Mit der konstituierenden Sitzung der Gemeindevertretung von Wehretal am Montagabend in Reichensachsen hat sich die Verschiebung des Kräfteverhältnisses aus der Kommunalwahl vom 14. März dieses Jahres bestätigt.

Wehretal - Das Bündnis aus FWG, CDU und FDP (zusammen 13 Sitze) hat den Wehretaler Sozialdemokraten (10 Sitze) in durchgehend geheimer Abstimmung alle entscheidenden Ämter abgenommen und für sich gewonnen. Über viele Jahre hat die SPD in Wehretal über die absolute Mehrheit verfügt und auch alle entscheidenden Positionen im Parlament besetzt.

Die Hintergründe

Dr. Claus Wenzel von der FWG erklärte: „Wir wollten es eigentlich nicht machen, wie die SPD in der Vergangenheit und alle Posten besetzen, aber der gute Ton hätte er erfordert, dass die SPD mit uns im Vorfeld das Gespräch sucht.“ Das sei nicht geschehen. Daher habe die FWG mit der CDU verhandelt, habe der SPD aber den Vorsitz des Sozialausschusses angeboten.

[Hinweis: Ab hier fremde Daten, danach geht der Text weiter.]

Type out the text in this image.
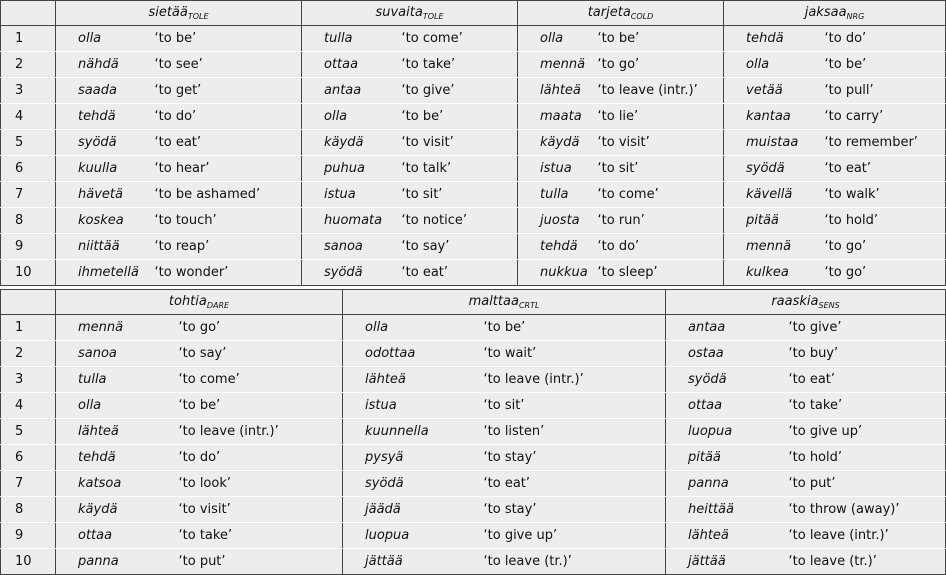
	sietää$_{TOLE}$		suvaita$_{TOLE}$		tarjeta$_{COLD}$		jaksaa$_{NRG}$
1	olla	‘to be’	tulla	‘to come’	olla	‘to be’	tehdä	‘to do’
2	nähdä	‘to see’	ottaa	‘to take’	mennä	‘to go’	olla	‘to be’
3	saada	‘to get’	antaa	‘to give’	lähteä	‘to leave (intr.)’	vetää	‘to pull’
4	tehdä	‘to do’	olla	‘to be’	maata	‘to lie’	kantaa	‘to carry’
5	syödä	‘to eat’	käydä	‘to visit’	käydä	‘to visit’	muistaa	‘to remember’
6	kuulla	‘to hear’	puhua	‘to talk’	istua	‘to sit’	syödä	‘to eat’
7	hävetä	‘to be ashamed’	istua	‘to sit’	tulla	‘to come’	kävellä	‘to walk’
8	koskea	‘to touch’	huomata	‘to notice’	juosta	‘to run’	pitää	‘to hold’
9	niittää	‘to reap’	sanoa	‘to say’	tehdä	‘to do’	mennä	‘to go’
10	ihmetellä	‘to wonder’	syödä	‘to eat’	nukkua	‘to sleep’	kulkea	‘to go’
	tohtia$_{DARE}$		malttaa$_{CRTL}$		raaskia$_{SENS}$
1	mennä	‘to go’	olla	‘to be’	antaa	‘to give’
2	sanoa	‘to say’	odottaa	‘to wait’	ostaa	‘to buy’
3	tulla	‘to come’	lähteä	‘to leave (intr.)’	syödä	‘to eat’
4	olla	‘to be’	istua	‘to sit’	ottaa	‘to take’
5	lähteä	‘to leave (intr.)’	kuunnella	‘to listen’	luopua	‘to give up’
6	tehdä	‘to do’	pysyä	‘to stay’	pitää	‘to hold’
7	katsoa	‘to look’	syödä	‘to eat’	panna	‘to put’
8	käydä	‘to visit’	jäädä	‘to stay’	heittää	‘to throw (away)’
9	ottaa	‘to take’	luopua	‘to give up’	lähteä	‘to leave (intr.)’
10	panna	‘to put’	jättää	‘to leave (tr.)’	jättää	‘to leave (tr.)’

Aus Sicht der SPD habe es keine Veranlassung gegeben, in direkten Kontakt mit der FWG zu treten. Man habe lediglich in der Verwaltung abgefragt, wen die FWG für verschiedene Posten ins Rennen schicke, so SPD-Fraktionschef Wolfgang Weiner. „Uns war wichtig, als stärkste Fraktion den Parlamentsvorsitz zu bekommen.“ Die SPD müsse sich nach Jahren der absoluten Mehrheit jetzt umstellen. „Aber darin sehen wir auch eine Chance.“

Der Vorsitzende

Mit einer Mehrheit von zwölf zu zehn Stimmen wurde Norbert Claus von der FWG zum neuen Vorsitzenden der Gemeindevertretung gewählt und löst damit den bisherigen Parlamentschef Ralf Schlarbaum (SPD) ab. SPD-Fraktionschef Wolfgang Weiner hatte unmittelbar vor der Abstimmung noch mal an „den guten demokratischen Brauch“ erinnert, dass die stärkste Fraktion den Vorsitz für sich beansprucht. Schlarbaum hatte bei der Wahl die meisten Stimmen erhalten habe und seine Arbeit werde in Wehretal geschätzt. „Innehalten und überlegen“ sollten die gewählten Vertreter. „Bitte geben Sie Ralf Schlarbaum Ihre Stimme“, sagte er zum Abschluss seiner Rede.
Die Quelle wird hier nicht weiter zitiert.